3.1.Architectural Overview

Figure 1 depicts a conceptual overview of the 3-tiered BlastQuest system architecture. Tier 1 contains the database backend, which is implemented using an instance of the MySQL[1] RDBMS. Since BlastQuest is mainly a proof-of-concept prototype rather than a production-strength system, our choice for a DBMS was governed by availability of source code and platform compatibility rather than performance and richness in features. The database backend stores and manages BLAST and PHRAP (Phragment Assembly Program) [4] results, which are represented as XML and ACE[2] (ArChivE) documents and whose structure has been mapped into the relations Hit, NoHit, and Assemble shown in Figure 2.

Figure 1: Conceptual overview of the BlastQuest system architecture.

For each gene sequence that produced a match during the BLAST search, the relation Hit stores the XML file name where the original query sequence can be found as well as detailed hit information, such as hit definition, expect value, bit score and so forth. The relation NoHit stores information about those sequences, which have no database match by the homology search criteria. From a biological point of view, sequences with no homologous sequence match often lead to new genes and are analyzed in a different manner (outside of BlastQuest). In addition, the database also stores information about how related gene segments are assembled into single consensus DNA sequences by PHRAP, which is external to BlastQuest and invoked before the DNA sequence results are submitted to BLAST. PHRAP outputs its results in an ACE file, which is mapped into the relation called Assemble. Querying the Assemble relation with a specific consensus sequence name, one can retrieve all segments that are clustered into the query consensus sequence.

Figure 2: Relational Schema of the BlastQuest database.

The database also maintains information about users and their corresponding gene sequencing projects, which are stored in the three remaining relations, User, Project, and UserProj. The relation UserProj represents the many-many relationship between scientists and the projects to which they belong. Since all sequence data is organized by project (using the PID foreign key in each of the relations Hit, NoHit, and Assemble), BlastQuest provides control over who has access to which data.

Tier 2 contains the multi-threaded BlastQuest application program, which is divided into four modules: The client interface module, which handles communication with the Web clients in tier 1, the two loader modules for extracting and loading data from the XML and ACE input files into the database, and the SQL constructor for assembling the queries and record sets to be sent to the database. The client interface module is implemented as a series of Java Server pages (JSPs) that execute inside a Tomcat server. The remaining three modules are implemented as Java classes.

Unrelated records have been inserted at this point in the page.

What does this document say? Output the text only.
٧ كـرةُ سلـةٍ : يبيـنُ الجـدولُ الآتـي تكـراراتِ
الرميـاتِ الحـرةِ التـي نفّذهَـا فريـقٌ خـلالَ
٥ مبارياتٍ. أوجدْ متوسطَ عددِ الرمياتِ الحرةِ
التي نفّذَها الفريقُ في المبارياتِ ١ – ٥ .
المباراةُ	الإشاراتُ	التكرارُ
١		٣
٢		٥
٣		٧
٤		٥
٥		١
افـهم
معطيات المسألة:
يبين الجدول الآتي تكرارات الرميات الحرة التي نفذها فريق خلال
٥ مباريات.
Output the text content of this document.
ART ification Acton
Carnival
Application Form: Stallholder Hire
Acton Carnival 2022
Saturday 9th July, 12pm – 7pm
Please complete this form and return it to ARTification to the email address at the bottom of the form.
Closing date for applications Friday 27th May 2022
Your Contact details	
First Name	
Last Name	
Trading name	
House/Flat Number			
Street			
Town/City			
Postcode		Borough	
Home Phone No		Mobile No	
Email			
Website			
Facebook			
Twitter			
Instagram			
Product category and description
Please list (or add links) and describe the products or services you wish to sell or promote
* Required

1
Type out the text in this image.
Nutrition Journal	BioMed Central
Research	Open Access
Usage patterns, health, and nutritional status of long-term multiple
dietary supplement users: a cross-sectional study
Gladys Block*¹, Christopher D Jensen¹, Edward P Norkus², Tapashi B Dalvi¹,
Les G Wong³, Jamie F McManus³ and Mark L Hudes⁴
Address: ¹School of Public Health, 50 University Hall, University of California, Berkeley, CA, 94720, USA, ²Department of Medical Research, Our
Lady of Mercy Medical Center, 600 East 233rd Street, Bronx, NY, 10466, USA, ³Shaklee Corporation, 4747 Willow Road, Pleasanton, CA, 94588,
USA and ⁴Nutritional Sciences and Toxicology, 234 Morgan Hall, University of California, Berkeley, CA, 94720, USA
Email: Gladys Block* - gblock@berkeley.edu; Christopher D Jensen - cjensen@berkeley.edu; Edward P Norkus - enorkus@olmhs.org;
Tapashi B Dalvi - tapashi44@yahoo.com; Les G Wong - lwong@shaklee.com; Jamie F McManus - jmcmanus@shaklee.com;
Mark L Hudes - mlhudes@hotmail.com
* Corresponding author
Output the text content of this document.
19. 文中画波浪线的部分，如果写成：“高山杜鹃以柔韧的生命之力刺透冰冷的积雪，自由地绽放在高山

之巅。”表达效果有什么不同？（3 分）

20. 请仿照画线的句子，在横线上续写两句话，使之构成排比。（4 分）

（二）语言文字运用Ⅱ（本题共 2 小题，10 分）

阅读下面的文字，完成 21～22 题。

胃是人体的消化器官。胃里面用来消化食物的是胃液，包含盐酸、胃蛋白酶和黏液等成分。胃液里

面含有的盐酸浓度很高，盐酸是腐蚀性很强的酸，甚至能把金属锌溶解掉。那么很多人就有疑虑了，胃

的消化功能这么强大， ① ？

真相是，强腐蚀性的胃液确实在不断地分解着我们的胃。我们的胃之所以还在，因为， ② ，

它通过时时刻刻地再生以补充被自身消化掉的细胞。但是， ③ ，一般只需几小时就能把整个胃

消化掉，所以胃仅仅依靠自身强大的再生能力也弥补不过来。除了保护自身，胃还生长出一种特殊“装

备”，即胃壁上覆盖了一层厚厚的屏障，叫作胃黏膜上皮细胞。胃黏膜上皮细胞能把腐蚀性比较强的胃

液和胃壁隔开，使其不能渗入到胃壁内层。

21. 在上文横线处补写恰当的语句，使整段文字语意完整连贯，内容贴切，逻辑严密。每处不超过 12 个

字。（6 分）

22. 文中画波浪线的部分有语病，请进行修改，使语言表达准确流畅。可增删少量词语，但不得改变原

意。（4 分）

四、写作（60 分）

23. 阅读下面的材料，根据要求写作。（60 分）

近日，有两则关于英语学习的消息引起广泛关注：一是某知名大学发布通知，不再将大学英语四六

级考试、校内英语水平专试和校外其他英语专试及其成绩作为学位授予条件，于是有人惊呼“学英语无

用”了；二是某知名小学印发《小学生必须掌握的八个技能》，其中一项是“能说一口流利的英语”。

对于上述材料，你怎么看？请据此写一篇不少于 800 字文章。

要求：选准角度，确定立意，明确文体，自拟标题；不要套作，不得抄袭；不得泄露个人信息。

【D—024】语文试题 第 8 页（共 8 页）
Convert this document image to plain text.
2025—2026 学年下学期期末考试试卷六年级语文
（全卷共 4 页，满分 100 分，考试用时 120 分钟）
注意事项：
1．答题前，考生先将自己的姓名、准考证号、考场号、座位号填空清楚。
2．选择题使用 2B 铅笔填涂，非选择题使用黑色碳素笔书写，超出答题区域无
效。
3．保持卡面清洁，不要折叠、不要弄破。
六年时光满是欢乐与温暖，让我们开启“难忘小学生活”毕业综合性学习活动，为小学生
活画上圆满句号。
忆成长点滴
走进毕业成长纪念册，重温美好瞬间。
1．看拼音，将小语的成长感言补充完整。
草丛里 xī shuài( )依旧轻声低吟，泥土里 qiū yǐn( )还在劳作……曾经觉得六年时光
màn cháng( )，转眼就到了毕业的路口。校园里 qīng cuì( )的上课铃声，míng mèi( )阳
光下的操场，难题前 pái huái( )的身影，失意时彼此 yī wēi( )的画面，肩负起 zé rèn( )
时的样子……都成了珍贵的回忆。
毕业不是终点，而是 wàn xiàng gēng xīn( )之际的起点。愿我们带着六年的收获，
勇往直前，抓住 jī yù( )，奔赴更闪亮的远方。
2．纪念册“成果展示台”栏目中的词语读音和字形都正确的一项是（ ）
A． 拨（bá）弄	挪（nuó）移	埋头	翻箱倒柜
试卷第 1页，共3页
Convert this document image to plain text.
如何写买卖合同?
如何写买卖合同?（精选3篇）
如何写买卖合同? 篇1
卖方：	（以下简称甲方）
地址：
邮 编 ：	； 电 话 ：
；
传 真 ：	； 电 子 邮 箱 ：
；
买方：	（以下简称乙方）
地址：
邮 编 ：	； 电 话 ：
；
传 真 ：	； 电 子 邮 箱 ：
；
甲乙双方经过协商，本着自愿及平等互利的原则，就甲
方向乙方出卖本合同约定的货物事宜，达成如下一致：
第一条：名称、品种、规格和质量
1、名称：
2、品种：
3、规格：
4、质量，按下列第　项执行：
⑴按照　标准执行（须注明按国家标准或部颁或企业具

The XML loader parses each BLAST result file into a Document Object Model (DOM) representation using the Xerces Java Parser 1.4.4. The XML loader then extracts the relevant data items needed to populate the Hit and NoHit tables. Specifically, the loader module contains two classes whose structures correspond to the Hit and NoHit tables in the database schema. When the loader collects data from an XML file, it populates the appropriate class objects with the extracted values. At the end, the objects are passed to the SQL manager, which creates the SQL commands to insert the values into the relational database. The ACE loader works in a similar fashion. However, since there was no standard ACE parser available, we created our own. Our event-based parser detects the presence of certain keywords in the ACE input file and extracts the information associated with that keyword. It is important to note that other, more efficient loading options are possible, for example by using the bulk loading utilities of the DBMS. However, by making our loader modules part of the Web-based middleware, users can load BLAST results into their BlastQuest accounts from anywhere on the Web as long as they have access to a Web browser.